In late August 1992, Ranko had a friend over for a few drinks. His friend belonged to a military demolition team that had received orders that night to blow up a mosque in central Prijedor. Ranko's friend invited him to go with the team, about a dozen boys. At around midnight they set off for the Muslim temple, which Ranko tells me, "was about 200 years old. I don't know, they all look the same -- cheap." They battered the door down and began smashing up the mosque, downing more rejki as they looted and destroyed.
One of the boys started playing Iron Maiden and Nirvana over the loudspeakers that had once broadcast the muezzin calling the faithful to prayer. Then they lit a bonfire of carpets and tables in the middle of the mosque and bored holes in the walls by the light of the fire. They wired up the charges, dismantled and took the sound system and gathered outside to
watch the walls crumble in a single cloudy explosion, singing and laughing. I asked Ranko if he felt ashamed. "Why? I did two djamijas [mosques] the same way. If you destroy their djamijas, they never come back."
I'm curious, then, as to why the mosques I pass are all destroyed, while the Muslim graveyards abutting them are left conspicuously untouched. One man I ask, a farmer in a field, replies, "not enough bulldozers," but Suzana's answer is different. "Disrupting the dead. It brings bad luck."

One night, drunk and stoned, and by way of explanation for all the questions that I have asked, Nix replies in song:
I used to love her

But I have to kill her

She feels so much

She drove me nuts

She's buried right in my backyard

I know I miss her

So I have to kill her

She's buried six feet under

And I can still hear her complain

"Guns 'n' Roses," he says, as if that says it all.

The head spins with the myths and imperatives that pervade all Balkan conversations, the memories of past wrongs crying to be righted. "The Silent Night," Muslims who "breed like rabbits," the dispossessed Serbs who had "once owned all the land," the mythical caches of arms in every Muslim household, the frontier between Turkey and Europe, manned by the innocent, vigilant Serbs, the plans by Bosnian President Alia Izetbegovic to create a fundamentalist Islamic state where every Serbian maiden would be forced to wear the chador.
Beyond Prijedor, the process muddles on. While The Hague tribunal calls repeatedly for the arrest of the indicted, IFOR officials argue that they have no mandate to arrest. The government of the Republika Srpska maintains that there are no war criminals on its territory (it refuses to recognize the legality of the indictments), therefore it has no obligation under international law to arrest anyone.

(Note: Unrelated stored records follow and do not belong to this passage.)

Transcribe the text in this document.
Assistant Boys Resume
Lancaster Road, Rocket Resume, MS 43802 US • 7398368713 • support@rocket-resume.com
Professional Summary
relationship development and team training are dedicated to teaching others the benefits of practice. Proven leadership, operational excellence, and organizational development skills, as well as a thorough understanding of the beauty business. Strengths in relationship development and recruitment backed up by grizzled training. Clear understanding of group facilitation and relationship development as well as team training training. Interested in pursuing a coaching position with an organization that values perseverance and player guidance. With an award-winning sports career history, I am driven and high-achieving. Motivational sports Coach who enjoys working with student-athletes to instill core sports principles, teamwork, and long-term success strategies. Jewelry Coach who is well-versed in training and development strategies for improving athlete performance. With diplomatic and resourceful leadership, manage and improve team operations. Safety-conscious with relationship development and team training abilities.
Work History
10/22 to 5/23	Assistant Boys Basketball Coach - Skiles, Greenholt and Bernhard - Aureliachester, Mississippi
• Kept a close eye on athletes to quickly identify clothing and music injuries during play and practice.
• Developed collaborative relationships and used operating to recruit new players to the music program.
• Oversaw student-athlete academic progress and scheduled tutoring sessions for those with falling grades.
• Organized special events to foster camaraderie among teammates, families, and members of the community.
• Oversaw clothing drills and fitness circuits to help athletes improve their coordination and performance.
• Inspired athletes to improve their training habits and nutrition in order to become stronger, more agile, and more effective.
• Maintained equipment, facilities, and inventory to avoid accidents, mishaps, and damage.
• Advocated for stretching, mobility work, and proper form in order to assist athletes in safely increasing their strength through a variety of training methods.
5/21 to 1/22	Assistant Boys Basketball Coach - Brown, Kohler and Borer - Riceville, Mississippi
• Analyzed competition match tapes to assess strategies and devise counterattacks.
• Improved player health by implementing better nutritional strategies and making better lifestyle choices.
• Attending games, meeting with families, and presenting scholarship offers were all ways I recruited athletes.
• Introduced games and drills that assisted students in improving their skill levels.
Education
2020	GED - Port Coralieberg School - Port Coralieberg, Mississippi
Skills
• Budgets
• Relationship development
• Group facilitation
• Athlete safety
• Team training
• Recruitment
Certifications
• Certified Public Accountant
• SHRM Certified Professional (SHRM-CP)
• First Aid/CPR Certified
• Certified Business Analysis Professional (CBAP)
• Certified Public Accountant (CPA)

In Prijedor, the Street Dogs yell "sex and violence" like baying wolves, screaming at the empty streets and darkened roofs, sending a chill across the town's already frigid air. They have rocket-propelled grenades, anti-tank
missiles and plastic explosives in their bedrooms. Ranko's cupboard has an arsenal where other kids might store their tennis rackets. Still, for all their bravado and defiance, psychic hounds are snapping at their own heels.

"You see," says Nix, with a slow, sweet smile revealing tombstone teeth that belie his tender years, "you despise us. But you cannot despise us more than we despise ourselves."


By Gordon Weiss

Gordon Weiss is an Australian journalist based in Sarajevo.